As before, as quickly as the sound had risen, so quickly it faded out. As before, a handful of clicking sounds informed CJ that the Destroyers were out of ammo. The smoke began to dissipate, and through the haze they could measure the extent of their victory, or their defeat.
Only one Destroyer remained standing between them and the anomaly. The Destroyers at the opposite end of the hall had successfully wiped out all the others. The Angels were back in business.
Axel lifted his weapon and, as a pair of minitanks rushed him, he fired at the lone Destroyer down the hall. "You're clear," he gasped.
"Axel," CJ cried out. She scrambled to her feet to go help him, but Morgan interrupted. "CJ. Follow the plan."
Her feet responded to Morgan's orders, but her eyes did not move till she saw the consequences of following the plan. Axel fired a second burst, killing one of the minitanks before it got to him, but the second one swarmed over him, swinging its blade with lethal precision and ferocity. "Go," Axel panted. "Remember, we know why we're here, and they don't." Another minitank piled onto Axel.
CJ's head spun forward. Had even a full minute passed since she'd thrown the last smoke grenade? She thought not, though it seemed like centuries.
The massed minitanks had hardly started to move since being rocked by the blindfire of the Destroyers. Packed so tight that they were almost wedged in place, there was only one thing CJ could do with the enemy: she leaped to the top of the nearest minitank and started to hop. Skipping from one armored beetle-back to the next, dancing away from the swinging blades that reached up for her, she crossed the sea of enemy forces.
 
Reggie stood blinking at the oak frame of the entrance. "Come on, Mercedes," he muttered to the disinterested door that blocked his way, "Answer me."
The door flung open. Mercedes stood there, hands on hips, her eyebrows drawn together in a storm. "I ought to throw you out of the window," she growled.
Reggie held up his hands in a gesture of surrender. "Lead me to my doom, Mistress." He stood very straight and still.
Mercedes laughed and spread her arms. "But I'm off-shift now. And one way or the other, the fighting will be over before I'm on again. So please come in." The dark anger on her face evaporated, and the sun came out, with rainbows shining and birds singing.
Reggie stepped into her open arms, squeezed her, and half-carried, half-dragged her through her own apartment. "However it comes out, I wanted to be with you for the ending," he explained.
"Me too." Mercedes pointed into her workroom. "There's the best view in the house."
"You've been doing a great job, by the way. I've been watching your forecasts."
"Thank you," she said distractedly. She looked back over her shoulder, hearing a sharp sound of battle from the other room.
"You're right, no chitchat till we've seen this through."
Arm in arm, they entered the work room to watched the outcome.
* * *
CJ reached the end of the carpet of minitanks and leaped lightly to the ground.
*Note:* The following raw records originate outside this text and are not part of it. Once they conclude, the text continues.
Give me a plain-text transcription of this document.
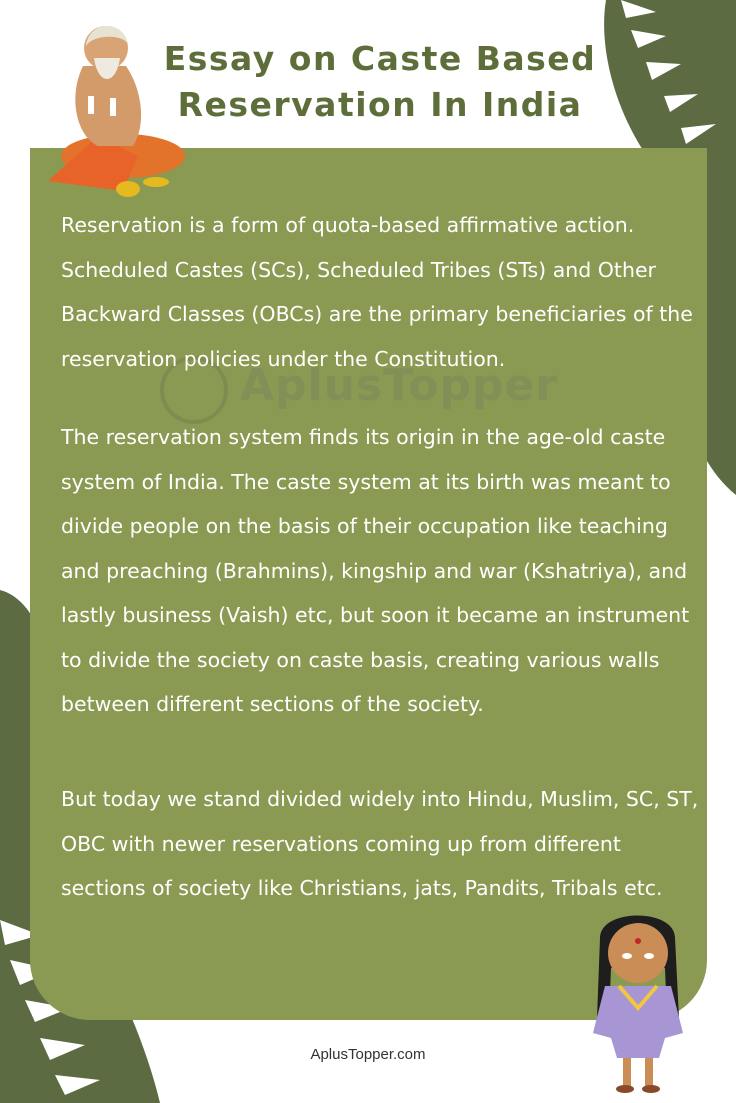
AplusTopper
Essay on Caste Based
Reservation In India

Reservation is a form of quota-based affirmative action. Scheduled Castes (SCs), Scheduled Tribes (STs) and Other Backward Classes (OBCs) are the primary beneficiaries of the reservation policies under the Constitution.

The reservation system finds its origin in the age-old caste system of India. The caste system at its birth was meant to divide people on the basis of their occupation like teaching and preaching (Brahmins), kingship and war (Kshatriya), and lastly business (Vaish) etc, but soon it became an instrument to divide the society on caste basis, creating various walls between different sections of the society.

But today we stand divided widely into Hindu, Muslim, SC, ST, OBC with newer reservations coming up from different sections of society like Christians, jats, Pandits, Tribals etc.

AplusTopper.com
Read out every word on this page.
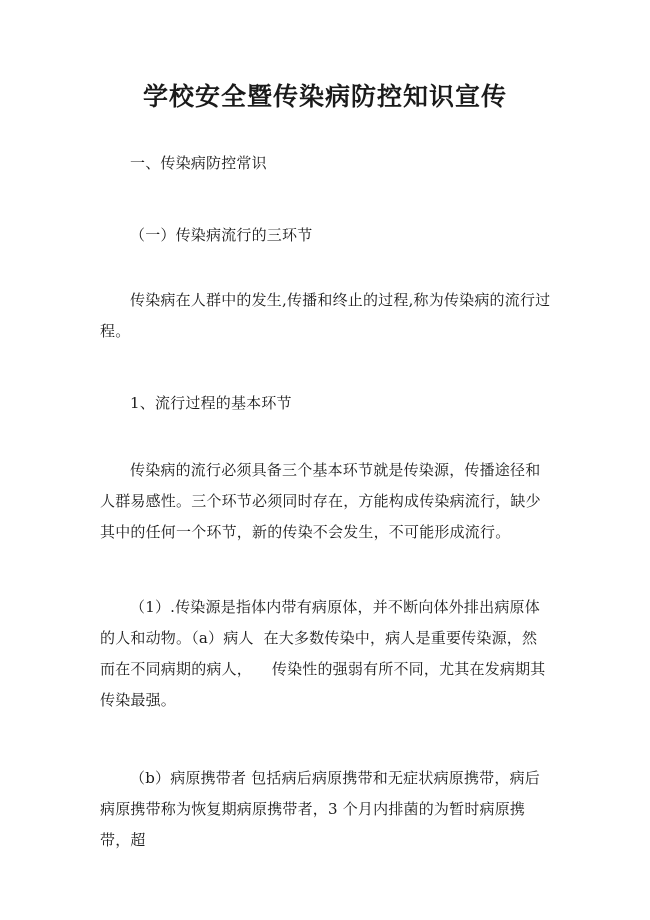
学校安全暨传染病防控知识宣传
一、传染病防控常识
（一）传染病流行的三环节
传染病在人群中的发生,传播和终止的过程,称为传染病的流行过程。
1、流行过程的基本环节
传染病的流行必须具备三个基本环节就是传染源，传播途径和人群易感性。三个环节必须同时存在，方能构成传染病流行，缺少其中的任何一个环节，新的传染不会发生，不可能形成流行。
（1）.传染源是指体内带有病原体，并不断向体外排出病原体的人和动物。（a）病人  在大多数传染中，病人是重要传染源，然而在不同病期的病人，    传染性的强弱有所不同，尤其在发病期其传染最强。
（b）病原携带者 包括病后病原携带和无症状病原携带，病后病原携带称为恢复期病原携带者，3 个月内排菌的为暂时病原携带，超
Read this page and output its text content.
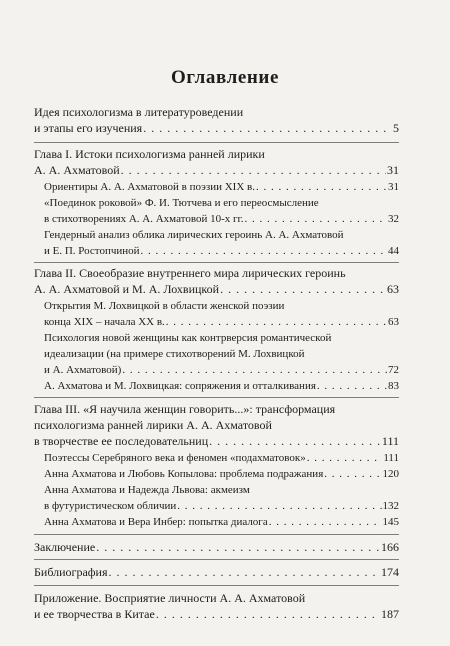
Оглавление
Идея психологизма в литературоведении
и этапы его изучения . . .	5
Глава I. Истоки психологизма ранней лирики
А. А. Ахматовой . . .	31
Ориентиры А. А. Ахматовой в поэзии XIX в. . . .	31
«Поединок роковой» Ф. И. Тютчева и его переосмысление
в стихотворениях А. А. Ахматовой 10-х гг. . . .	32
Гендерный анализ облика лирических героинь А. А. Ахматовой
и Е. П. Ростопчиной . . .	44
Глава II. Своеобразие внутреннего мира лирических героинь
А. А. Ахматовой и М. А. Лохвицкой . . .	63
Открытия М. Лохвицкой в области женской поэзии
конца XIX – начала XX в. . . .	63
Психология новой женщины как контрверсия романтической
идеализации (на примере стихотворений М. Лохвицкой
и А. Ахматовой) . . .	72
А. Ахматова и М. Лохвицкая: сопряжения и отталкивания . . .	83
Глава III. «Я научила женщин говорить...»: трансформация
психологизма ранней лирики А. А. Ахматовой
в творчестве ее последовательниц . . .	111
Поэтессы Серебряного века и феномен «подахматовок» . . .	111
Анна Ахматова и Любовь Копылова: проблема подражания . . .	120
Анна Ахматова и Надежда Львова: акмеизм
в футуристическом обличии . . .	132
Анна Ахматова и Вера Инбер: попытка диалога . . .	145
Заключение . . .	166
Библиография . . .	174
Приложение. Восприятие личности А. А. Ахматовой
и ее творчества в Китае . . .	187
She spun as she landed, to flip and kill the minitank she had just used as a stepping stone. She looked up to see Lars trying to duplicate her performance, leaping across the backs of the minitanks, but his progress was slow and painful. She could see his legs bleeding from a dozen cuts where blades had nicked him. Nevertheless, he was an Angel. He was still coming.
Morgan interrupted her observations. "Fly, CJ, fly."
She turned again and ran, ran for her life, ran for all the lives of all the people of Earth.
She reached the innermost ring corridor. A blank wall faced her. She gulped in air and said, "There's nothing here. Nothing." She looked to the left: it was just a hall. She looked to the right: a slidechute sank away into the floor. This chute was narrower than the corridors and the main chute–the academics back on Earth thought of them as being Shiva's equivalent of maintenance alleys. CJ pointed at the chute. Between gasps, she spluttered in dismay, "That's the anomaly."